The use of religious imagery could perhaps also be a critique of the role of religion strengthening patriarchy in Algerian society. However, the distressing imagery is literally washed over by a fountain, ‘une source plutôt, l’eau éclaboussant l’herbe naissante…Tout près…l’eau de la fontaine submerge tout en flots nourris de délivrance’, representing a vitality which nourishes the ‘l’herbe naissante’, extinguishing the impending and torturous operation. The freshness of the water and the ‘un ciel tout blanc…tout neuf’ opposes the anguish and darkness that clouded the earlier lines of the passage. Perhaps the white sky symbolises a desire for liberation and freedom of female body and mind from societal imprisonment which will, ‘anéantir’ the male nurses. The fluidity of the spring is perhaps a contrast to the rigidity of the power structures that Algerian woman were subject to.

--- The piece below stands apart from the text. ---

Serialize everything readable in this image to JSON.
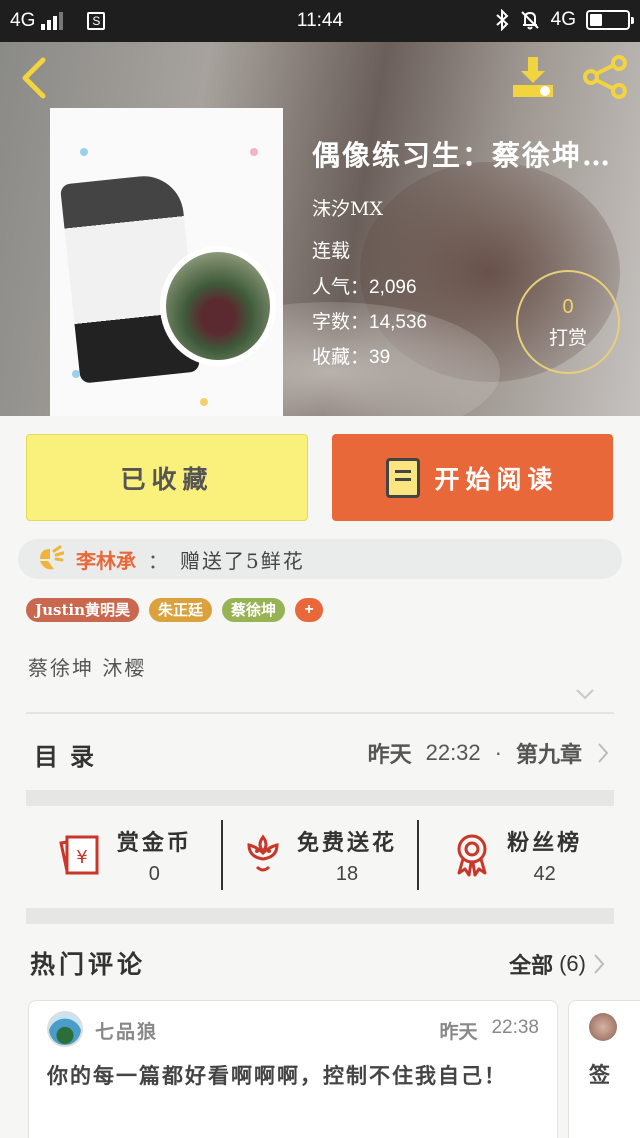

This moment of brightness and movement contrasts to Sarah’s contorted and mutilated body. This moment in the nightmare could be seen as a foreshadowing of Sarah’s autonomy that she finds at the end of the short story when she is no longer captive in a harem.

Although, the passage returns to darker and cynical tone once again as the power is transferred away from female potential, and sucked back into the hands of the western coloniser. This is since Sarah looks at Ali once more with, ‘les yeux bandés, les yeux troués’ and the motor starts whirring again, presumably in the coloniser’s grasp, triggering memory of violence and trauma from the Independence War that still resides in Ali. The image of the blindfolded woman with cut-out eyes is a haunting image as the woman is paralysed in a mutilated body, and is forbidden to see. The woman’s body forces Ali to confront the reality and induce his guilt of being a complicit agent in the subjugation of woman. The ending is left open and ambiguous, nevertheless leaving an impact on Ali but also bringing the mistreatment of women to the back forefront of the text.

To conclude, this passage explores how past trauma and suffering manifest themselves in the subconscious mind, and carry their aftershocks into the present. By delineating and fragmenting the narrative structure of the passage, Djebar illustrates how trauma dismantles any time pane. Furthermore, by placing Ali’s nightmare at the beginning of the Les Femmes D’Algers, the oppression of the Algerian woman by patriarchal and colonising power structures is in the foreground of the rest of the collection. By shifting power from Ali to Sarah and eventually back to those alike to Delacroix, Djebar suggests that the cycle can be broken by confronting national history rather than being a complicit accessory, like Ali.